Here are two good attempts to help organizations understand why Big Data now is different from mere big data in the past:

·Transactions, Interactions, and Observations. This one is from Shaun Connolly of Hortonworks. Transactions make up the majority of what we have collected, stored and analyzed in the past. Interactions are data that comes from things like people clicking on web pages. Observations are data collected automatically.

·Process-Mediated Data, Human-Sourced Information, and Machine-Generated Data. This is brought to us by Barry Devlin, who co-wrote the first paper on data warehousing. It is basically the same as the above, but with clearer names.

(4) Big Data as Signals

        This is another business-y approach that divides the world by intent and timing rather than the type of data, courtesy of SAP’s Steve Lucas.
        The ‘old world’ is about transactions, and by the time these transactions are recorded, it’s too late to do anything about them: companies are constantly ‘managing out of the rear-view mirror’. In the ‘new world,’ companies can instead use new ‘signal’ data to anticipate what’s going to happen, and intervene to improve the situation.
        Examples include tracking brand sentiment on
social media (if your ‘likes’ fall off a cliff, your sales will surely follow) and
predictive maintenance (complex algorithms determine when you need to replace an aircraft part, before the plane gets expensively stuck on the runway).

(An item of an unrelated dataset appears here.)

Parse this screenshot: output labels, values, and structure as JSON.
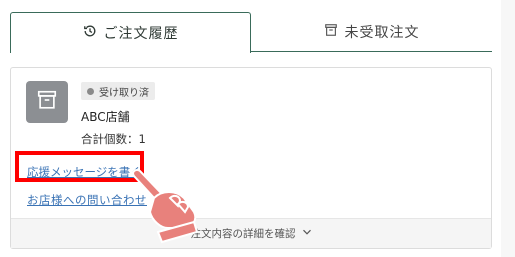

(5) Big Data as Opportunity

This one is from 451 Research’s Matt Aslett and broadly defines big data as ‘analyzing data that was previously ignored because of technology limitations.’
(OK, so technically, Matt used the term ‘Dark Data’ rather than Big Data, but it’s close enough).
This is my personal favorite, since I believe it lines up best with how the term is actually used in most articles and discussions.

(6) Big Data as Metaphor

In his wonderful book The Human Face of Big Data, journalist Rick Smolan says big data is “the process of helping the planet grow a nervous system, one in which we are just another, human, type of sensor.”
Deep, huh? But by the time you’ve read some of stories in the book or the mobile app, you’ll be nodding your head in agreement.

(7) Big Data as New Term for Old Stuff

        This is the laziest and most cynical use of the term, where projects that were possible using previous technology, and would have been called BI or analytics in the past have suddenly been re-baptized in a fairly blatant attempt to jump on the big data bandwagon.
        And finally, one bonus, fairly useless definition of big data. Still not enough for you? Here’s 30+ more and counting!.
        The bottom line: whatever the disagreements over the definition, everybody agrees on one thing: big data is a big deal, and will lead to huge new opportunities in the coming years.